ちまちま周りを囲む悪党たちは倒していくのはリアルであっても迫力はゼロ。あんなにモッサリ動くバットマンなら瞬殺されると思うんですけど…犬が弱点って笑
バットポッドもどう見ても原チャリ並みに遅いし(タンブラーの前輪が弾けるのは面白いんだけどなぁ)
音の演出もなんか変なんですよね。先述のバットポッドのシーン。効果音と映像のズレが気持ち悪い。音だけビュンビュンスピーディなのにバットポッドの動きが遅れてるんですよね。
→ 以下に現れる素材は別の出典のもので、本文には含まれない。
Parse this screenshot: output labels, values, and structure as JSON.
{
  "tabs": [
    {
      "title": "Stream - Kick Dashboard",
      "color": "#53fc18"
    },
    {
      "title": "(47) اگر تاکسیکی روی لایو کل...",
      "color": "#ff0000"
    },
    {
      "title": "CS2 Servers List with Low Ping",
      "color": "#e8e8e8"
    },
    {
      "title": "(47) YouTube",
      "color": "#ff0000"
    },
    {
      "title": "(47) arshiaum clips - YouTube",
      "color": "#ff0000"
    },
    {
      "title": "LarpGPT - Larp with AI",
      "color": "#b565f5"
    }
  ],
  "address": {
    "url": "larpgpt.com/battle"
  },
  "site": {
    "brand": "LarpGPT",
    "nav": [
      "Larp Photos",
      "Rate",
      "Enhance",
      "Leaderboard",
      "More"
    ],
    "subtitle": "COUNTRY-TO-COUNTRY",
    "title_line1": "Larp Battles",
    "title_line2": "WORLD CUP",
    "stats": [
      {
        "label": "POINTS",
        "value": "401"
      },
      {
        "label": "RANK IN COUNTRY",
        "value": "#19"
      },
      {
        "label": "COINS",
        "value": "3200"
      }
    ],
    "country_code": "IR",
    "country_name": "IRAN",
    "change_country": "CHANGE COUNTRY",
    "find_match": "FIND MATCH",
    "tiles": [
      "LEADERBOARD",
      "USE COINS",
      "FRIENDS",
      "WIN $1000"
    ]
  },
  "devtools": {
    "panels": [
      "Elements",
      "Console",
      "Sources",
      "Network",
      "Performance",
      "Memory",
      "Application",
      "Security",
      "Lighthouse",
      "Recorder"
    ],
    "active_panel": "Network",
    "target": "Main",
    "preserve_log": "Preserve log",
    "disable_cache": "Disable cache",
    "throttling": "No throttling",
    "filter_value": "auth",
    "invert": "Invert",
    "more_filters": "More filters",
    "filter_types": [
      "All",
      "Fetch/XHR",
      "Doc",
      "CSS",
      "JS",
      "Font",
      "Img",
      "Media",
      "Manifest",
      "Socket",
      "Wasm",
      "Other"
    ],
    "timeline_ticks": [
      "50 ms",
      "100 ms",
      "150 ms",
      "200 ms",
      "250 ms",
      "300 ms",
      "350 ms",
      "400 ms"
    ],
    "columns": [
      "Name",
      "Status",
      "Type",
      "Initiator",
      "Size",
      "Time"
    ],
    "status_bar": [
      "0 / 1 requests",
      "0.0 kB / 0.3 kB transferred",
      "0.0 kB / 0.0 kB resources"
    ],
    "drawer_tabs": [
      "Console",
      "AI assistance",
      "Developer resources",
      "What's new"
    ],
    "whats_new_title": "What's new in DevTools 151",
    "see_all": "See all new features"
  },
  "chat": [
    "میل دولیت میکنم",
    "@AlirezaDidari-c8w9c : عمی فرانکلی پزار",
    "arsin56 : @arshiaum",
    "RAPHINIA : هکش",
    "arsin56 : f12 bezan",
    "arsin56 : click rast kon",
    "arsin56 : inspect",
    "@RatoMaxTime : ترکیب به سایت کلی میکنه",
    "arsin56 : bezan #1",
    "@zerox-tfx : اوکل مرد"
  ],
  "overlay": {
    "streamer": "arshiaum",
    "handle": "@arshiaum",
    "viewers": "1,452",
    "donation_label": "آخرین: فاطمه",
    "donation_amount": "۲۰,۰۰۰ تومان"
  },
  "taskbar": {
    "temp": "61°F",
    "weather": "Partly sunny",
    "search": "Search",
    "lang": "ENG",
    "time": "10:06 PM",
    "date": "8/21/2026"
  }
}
あとはバットマンの出現によって街が狂気に溢れたとか言うんですけどね、全然そう見えないですよ。観客の世界と地続きに見せたかったのかも知れませんが、いくらなんでも普通の街にしか見えない。マフィアの横行とか、警察の腐敗とかセリフのみで説明されるので実感が湧かないし、そんなフワッとした設定の中でハードな問題提起をされたところで全くピンとこないですよ。ラストの決断も、そうしなければどうなってしまうのか言葉で説明されるだけ、市民が権力の腐敗に対してどう思い行動するのか、不信感を抱くのかが描かれておらず、"何もそんなに全部背負い込まなくても良いんじゃないのー?"な感じ。1番大事なシーンなのに‼︎

アメコミスーパーヒーローがリアルな問いにアンサーを出すってもっとかっこよく作れるはずなんですよね。"ウィンターソルジャー"がその良い例ですし、なんなら同年公開の"アイアンマン"なんてカラッと爽やかに、でも自身の力が招く災いとそれに対してどう向き合いヒーローとして確立するかめちゃくちゃ上手く描けてるじゃないですか。
こんなバットマン、そもそも見たくなかったんだろうなぁ。まぁコミックからしてこういう奴なんだけど…
僕の見方が意地悪なのか、はたまた映画の感覚がお子ちゃまなのか。
ザック・ベンアフ版バッツが恋しいよ。